Thermodynamics Research Center / ThermoML | Journal of Chemical and Engineering Data

ABSTRACT

Liquid viscosities of pure cyclohexane and of the cyclohexane + tetradecane and cyclohexane + benzene systems at four different compositions were measured using a rolling-ball viscometer from (313.2 to 393.2) K and pressures up to 60 MPa with an estimated experimental uncertainty in the measured viscosity data of 2 %. A comparison between our measured viscosities and those reported by others authors for cyclohexane was established with the hard-sphere scheme given by Assael et al. [Int.

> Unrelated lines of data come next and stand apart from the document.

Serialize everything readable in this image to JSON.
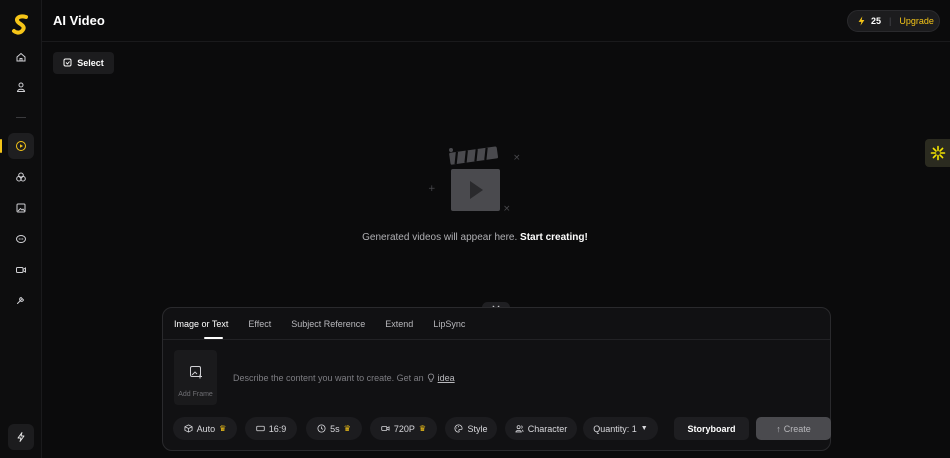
{
  "app": {
    "title": "AI Video"
  },
  "credits": {
    "count": "25",
    "separator": "|",
    "upgrade_label": "Upgrade"
  },
  "toolbar": {
    "select_label": "Select"
  },
  "empty_state": {
    "text": "Generated videos will appear here.",
    "cta": "Start creating!"
  },
  "composer": {
    "tabs": [
      {
        "label": "Image or Text",
        "active": true
      },
      {
        "label": "Effect"
      },
      {
        "label": "Subject Reference"
      },
      {
        "label": "Extend"
      },
      {
        "label": "LipSync"
      }
    ],
    "add_frame_label": "Add Frame",
    "prompt_placeholder": "Describe the content you want to create. Get an",
    "idea_link": "idea",
    "options": {
      "model": "Auto",
      "aspect_ratio": "16:9",
      "duration": "5s",
      "resolution": "720P",
      "style": "Style",
      "character": "Character",
      "quantity": "Quantity: 1"
    },
    "storyboard_label": "Storyboard",
    "create_label": "Create"
  },
  "colors": {
    "accent": "#f5c518",
    "background": "#0b0b0c",
    "panel": "#111113"
  },
  "sidebar": {
    "icons": [
      "home-icon",
      "user-icon",
      "video-icon",
      "effects-icon",
      "image-icon",
      "chat-icon",
      "camera-icon",
      "tools-icon",
      "bolt-icon"
    ],
    "active": "video-icon"
  }
}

J. Thermophys. 1992, 13, 269-281]. The comparison showed an average relative deviation of 2.3 %. The measured mixture viscosity data were regressed with the correlations of Grunberg-Nissan (GN) and Katti-Chaudhri (KC), and a liquid viscosity model based on Eyring s theory coupled with a cubic equation of state (ET-EoS), all of them using a single temperature-independent binary interaction parameter to describe the whole ?,T,p,x surface of study. Results of the representation with the GN, KC, and ET-EoS viscosity models yielded, respectively, average relative deviations of (3.4, 3.8, and 3.5) % for the cyclohexane + tetradecane system and of (3.1, 3.0, and 4.0) % for the cyclohexane + benzene system, showing that these viscosity models are capable of representing satisfactorily the experimental viscosity behavior of these systems over the whole temperature, pressure, and composition range studied. Furthermore, two viscosity approaches with a physical and theoretical background (the hard-sphere scheme and the free-volume model) were used for modeling the viscosities of the two binary systems studied. Results of the modeling with the hard-sphere and free-volume viscosity models yielded, respectively, average relative deviations of (4.0 and 26.1) % for the cyclohexane + tetradecane and of (7.3 and 4.8) % for the cyclohexane + benzene system.